For all results, it can be concluded that ethanolic crude extract of B. strychnifolia leaves presents antimalarial activities against PbANKA infection in mice. However, it can also be suggested for further studies that pure compounds should be studied in order to compare with crude extract. Furthermore, combination treatment with other standard antimalarial drugs such as pyrimethamine, quinine, and artemisinin should be done for developing this extract to be an alternative drug or supplement in malaria treatment in the future.

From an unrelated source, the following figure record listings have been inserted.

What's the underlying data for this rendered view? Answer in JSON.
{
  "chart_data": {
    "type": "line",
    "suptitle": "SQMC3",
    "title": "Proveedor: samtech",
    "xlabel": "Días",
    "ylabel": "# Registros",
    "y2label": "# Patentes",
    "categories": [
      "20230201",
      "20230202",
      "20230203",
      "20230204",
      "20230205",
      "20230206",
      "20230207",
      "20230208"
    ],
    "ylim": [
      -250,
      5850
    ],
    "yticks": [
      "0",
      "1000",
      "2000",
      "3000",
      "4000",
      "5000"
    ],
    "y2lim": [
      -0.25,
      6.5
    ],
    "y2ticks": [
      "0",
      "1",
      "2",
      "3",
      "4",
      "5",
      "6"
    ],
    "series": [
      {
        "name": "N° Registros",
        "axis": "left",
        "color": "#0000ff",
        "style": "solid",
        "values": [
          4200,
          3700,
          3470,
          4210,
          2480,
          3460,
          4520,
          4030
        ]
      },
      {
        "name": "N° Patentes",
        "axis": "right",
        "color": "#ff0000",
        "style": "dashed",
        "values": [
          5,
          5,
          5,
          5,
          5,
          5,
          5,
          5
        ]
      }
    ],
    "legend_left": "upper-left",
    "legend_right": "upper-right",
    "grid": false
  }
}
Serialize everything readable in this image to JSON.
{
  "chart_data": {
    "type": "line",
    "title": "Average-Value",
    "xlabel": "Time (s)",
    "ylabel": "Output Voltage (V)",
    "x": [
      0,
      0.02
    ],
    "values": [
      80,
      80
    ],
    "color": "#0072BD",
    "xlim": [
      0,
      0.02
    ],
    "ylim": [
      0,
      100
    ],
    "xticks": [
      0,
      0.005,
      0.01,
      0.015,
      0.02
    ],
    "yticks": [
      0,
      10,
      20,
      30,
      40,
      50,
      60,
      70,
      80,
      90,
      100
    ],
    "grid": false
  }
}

We thank Suthin Audomkasok for excellent assistance with animal experimentation. The authors gratefully acknowledge Dr. Sakaewan Ounjaijean for having provided us with technical advice for preparation of the extract. All animal experiments were performed at Clinical Chemistry Research room, Faculty of Medical Technology, western University in accordance with ethical guidelines.